Она честно растирала и мяла ему шею минуты две – без намека на эротику, разве что иногда, когда его лопаток ненароком касалась то одна, то другая острая грудь. С шеи массаж естественным образом переместился вниз.
– Лапки, лапки… Жвалы, жвалы… Паучок ползет бывалый, – приговаривала, комментируя свои действия маргинальная поэтесса. – Он по спинке проползет, и за попку ущипнет…
Толик, который никогда не позиционировал низ своей спины как «попку», терпел изысканные пощипывания очень недолго. «Все равно дождь, – пришла прагматичная мысль. – А я даже без зонтика».
– Какая-то недетская у тебя получилась считалочка, – сказал он, разворачиваясь к Кларе и, в свою очередь, разворачивая ее спиной к себе, точно для ответного массажа. – Вот так. И чуть-чуть вперед.
– Подожди. Куда спешишь? – проворковала та, пытаясь отстраниться. – А напоить несчастную женщину? У меня текилка есть. Настоящая. Друг из Мексики привез.
Везде-то у нее друзья, с непонятным раздражением подумал Толик. Мексиканский жук, мой заморский друг, не жидись, для милки привези текилки.
Звякнули банки и отъехали от края стола, освобождая место для умеренных Клариных статей.
– О-о, киса-мальчик, киса-мальчик!.. – она рассмеялась – таким грудным и провоцирующим смехом, что Толик передумал избавляться от всей одежды, ограничившись минимальным набором срочной необходимости. – Игнорирует диванчик…
– Тише, – попросил Толик. – Тише, – думая про себя бессвязное: «Клара. Кларисса. Кларка. Вычитали Артура Кларка? Свидание с Рамой. Которую мыла мама.
Которую увековечил Самойлов. Кстати… Как там наше назидание потомкам… Которые еще впереди…»
Диван действительно присутствовал, тут же, на расстоянии вытянутой руки, миниатюрный и мягкий, как его хозяйка. Однако разгоряченному Толику хотелось, чтобы первое на сегодня фирменное «спасибо» Клара произнесла, обессиленно сползая с шаткого и скрипучего кухонного стола…

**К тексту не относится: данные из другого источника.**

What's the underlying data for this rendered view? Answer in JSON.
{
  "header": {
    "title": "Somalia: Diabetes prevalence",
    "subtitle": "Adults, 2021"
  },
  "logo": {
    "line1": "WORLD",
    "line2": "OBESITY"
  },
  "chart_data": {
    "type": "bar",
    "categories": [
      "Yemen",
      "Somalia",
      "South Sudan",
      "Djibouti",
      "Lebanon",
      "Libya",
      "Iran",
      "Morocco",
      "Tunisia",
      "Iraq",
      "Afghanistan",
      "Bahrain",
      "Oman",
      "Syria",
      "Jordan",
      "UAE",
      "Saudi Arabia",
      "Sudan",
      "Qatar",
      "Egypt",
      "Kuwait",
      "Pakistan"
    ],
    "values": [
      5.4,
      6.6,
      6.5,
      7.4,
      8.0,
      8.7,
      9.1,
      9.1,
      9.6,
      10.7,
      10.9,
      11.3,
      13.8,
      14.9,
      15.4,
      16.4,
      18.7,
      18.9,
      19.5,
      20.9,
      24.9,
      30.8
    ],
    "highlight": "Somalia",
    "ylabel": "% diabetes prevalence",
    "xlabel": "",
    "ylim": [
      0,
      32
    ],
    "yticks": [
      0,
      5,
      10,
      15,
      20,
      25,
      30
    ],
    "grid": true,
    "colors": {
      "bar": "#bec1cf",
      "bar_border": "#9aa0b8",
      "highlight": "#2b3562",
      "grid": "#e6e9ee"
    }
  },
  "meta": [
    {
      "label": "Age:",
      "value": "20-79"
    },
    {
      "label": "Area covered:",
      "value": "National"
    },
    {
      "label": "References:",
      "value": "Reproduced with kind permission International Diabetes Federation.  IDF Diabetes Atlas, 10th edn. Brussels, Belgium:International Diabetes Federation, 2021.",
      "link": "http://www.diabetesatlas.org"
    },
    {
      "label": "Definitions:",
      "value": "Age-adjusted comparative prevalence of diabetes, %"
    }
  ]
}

Как оно и произошло спустя некоторое время, в продолжение которого соседские пауки часто и нервно подпрыгивали вместе со своими садками, хотя ни гром, ни молния не сотрясали уже атмосферу тесноватой кухни. Только заунывное жужжание медленно умирающей мухи.
– И тебе, – совершенно искренне поблагодарил он, когда отгремела последняя банка, чудом не свалившаяся на пол.
Толик поправил ее, состроив попутно рожу двум паучкам, притаившимся внутри. Они приникли к земле, опустив клювастые головы много ниже преломленных коленей и настороженно буравя стекло четырьмя парами глаз.
– Тоже наблюдаете? – спросил паучков Толик. – Интересуетесь, как это бывает у людей? Ну-ну, наблюдайте. Тут есть на что…
Оглянулся на Клару, чертовски соблазнительную в своей неподвижности, и залюбовался. Именно та поза, какую нарисовало его воображение еще до начала любовных утех. Голова запрокинута, так что видны только шея и острый подбородок, свисают со стола спутанные волосы, под футболкой проступают опавшие конусы грудей, одна нога вытянута, другая упирается пяткой в ягодицу. Немедленно пришел на память звездоболовский перл про «поднявшись над холмами Венеры». Только не «заросшими», как грезилось чурбану Валерке. Этот холмик был гладеньким, безупречно выбритым, с небольшой коричневой родинкой в том месте, где Кларин живот встречался с ее же правым бедром.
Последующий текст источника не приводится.